Он закрыл книгу, старательно отметив в ней грязным ногтем указательного пальца место, где остановился, затем картинно заложил свободную руку за борт потрепанного пальто. Он имел такой театральный вид, что казался почти фантастическим призраком на главной улице Блэнелли. Недаром Денни дал ему прозвище Серебряный Король.
– Ну что, дорогой мой, как вам понравилось наше маленькое общество? Я уже говорил вам, когда вы посетили мою дорогую жену и меня в нашем уголке, что оно не так скверно, как может показаться на первый взгляд! У нас тут имеются свои таланты. Моя дорогая жена и я стараемся их поощрять. Мы и в этой глуши высоко несем светоч культуры. Мэнсон, вы должны прийти к нам как-нибудь вечером. Вы не поете?
Эндрю ужасно хотелось расхохотаться. Брамуэлл елейным тоном продолжал:
– Все мы, разумеется, слышали о вашей борьбе с тифом. Блэнелли гордится вами, мой дорогой мальчик. Я только сожалею, что такой случай не выпал на мою долю. Если могу быть вам полезен при каком-нибудь затруднении, загляните ко мне!
Чувство раскаяния – кто он такой, чтобы потешаться над старым человеком? – побудило Эндрю ответить:
– Вот, кстати, доктор Брамуэлл, – я натолкнулся на прелюбопытный случай вторичного медиастинита[4], который очень редко встречается. Если у вас есть время, не хотите ли зайти со мной посмотреть его?

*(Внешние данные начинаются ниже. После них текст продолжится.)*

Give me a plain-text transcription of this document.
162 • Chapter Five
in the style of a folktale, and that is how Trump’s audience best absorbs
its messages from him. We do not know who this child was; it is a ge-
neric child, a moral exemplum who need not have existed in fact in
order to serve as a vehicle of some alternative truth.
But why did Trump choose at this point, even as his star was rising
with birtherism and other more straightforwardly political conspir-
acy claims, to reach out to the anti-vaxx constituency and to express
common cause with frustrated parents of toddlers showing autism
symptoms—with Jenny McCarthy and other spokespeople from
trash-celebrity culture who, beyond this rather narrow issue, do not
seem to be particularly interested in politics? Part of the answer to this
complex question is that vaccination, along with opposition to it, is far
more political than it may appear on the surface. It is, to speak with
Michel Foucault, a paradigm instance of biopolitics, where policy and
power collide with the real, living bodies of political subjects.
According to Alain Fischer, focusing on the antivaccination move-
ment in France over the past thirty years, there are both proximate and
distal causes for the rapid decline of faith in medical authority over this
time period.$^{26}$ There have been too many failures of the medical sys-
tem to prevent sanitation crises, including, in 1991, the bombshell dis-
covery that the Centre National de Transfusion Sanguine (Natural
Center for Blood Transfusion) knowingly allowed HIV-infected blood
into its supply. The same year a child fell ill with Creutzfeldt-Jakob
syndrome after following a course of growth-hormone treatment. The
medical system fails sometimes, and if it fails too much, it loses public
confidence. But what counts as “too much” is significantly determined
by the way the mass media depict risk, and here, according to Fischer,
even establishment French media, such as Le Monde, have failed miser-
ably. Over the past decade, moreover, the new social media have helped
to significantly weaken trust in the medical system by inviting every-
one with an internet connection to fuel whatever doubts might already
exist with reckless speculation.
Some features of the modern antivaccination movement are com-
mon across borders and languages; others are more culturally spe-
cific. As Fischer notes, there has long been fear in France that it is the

– Да? – сказал Брамуэлл уже с несколько меньшим энтузиазмом. – Но я не желал бы вас затруднять.
– Это тут сейчас за углом, – возразил с готовностью Эндрю. – И у меня остается свободных полчаса до встречи с доктором Денни. Мы будем там через одну секунду.
Брамуэлл колебался, в первый момент как будто хотел отказаться, но затем сделал нерешительный жест согласия. Они дошли до Глайдер-плейс и вошли в дом больного.
Заболевание, как уже говорил Мэнсон, представляло чрезвычайный интерес для врача – редкий случай сохранения зобной железы. Эндрю искренно гордился тем, что обнаружил это, и, испытывая горячую потребность товарищеского общения, надеялся, что Брамуэлл разделит его восторг по поводу сделанного открытия.
Но доктор Брамуэлл, несмотря на все его торжественные заявления, ничуть не казался заинтересованным. Он неохотно последовал за Эндрю в комнату больного, дыша через нос, и с манерностью важной дамы подошел к постели. Стараясь держаться на безопасном расстоянии от больного, он поверхностно осмотрел его. Он, видимо, вовсе не был склонен задерживаться здесь. И только когда они вышли из дома и он полной грудью вдохнул в себя чистый и прохладный воздух, к нему вернулось обычное красноречие. Он оживленно заговорил с Эндрю:
– Я очень доволен, что вместе с вами побывал у вашего больного, мой друг, во-первых, потому, что считаю профессиональным долгом никогда не останавливаться перед опасностью заражения, во-вторых, потому, что радуюсь всякой возможности двигать науку. Поверите ли, это наиболее характерный из всех когда-либо мною виденных случаев воспаления поджелудочной железы!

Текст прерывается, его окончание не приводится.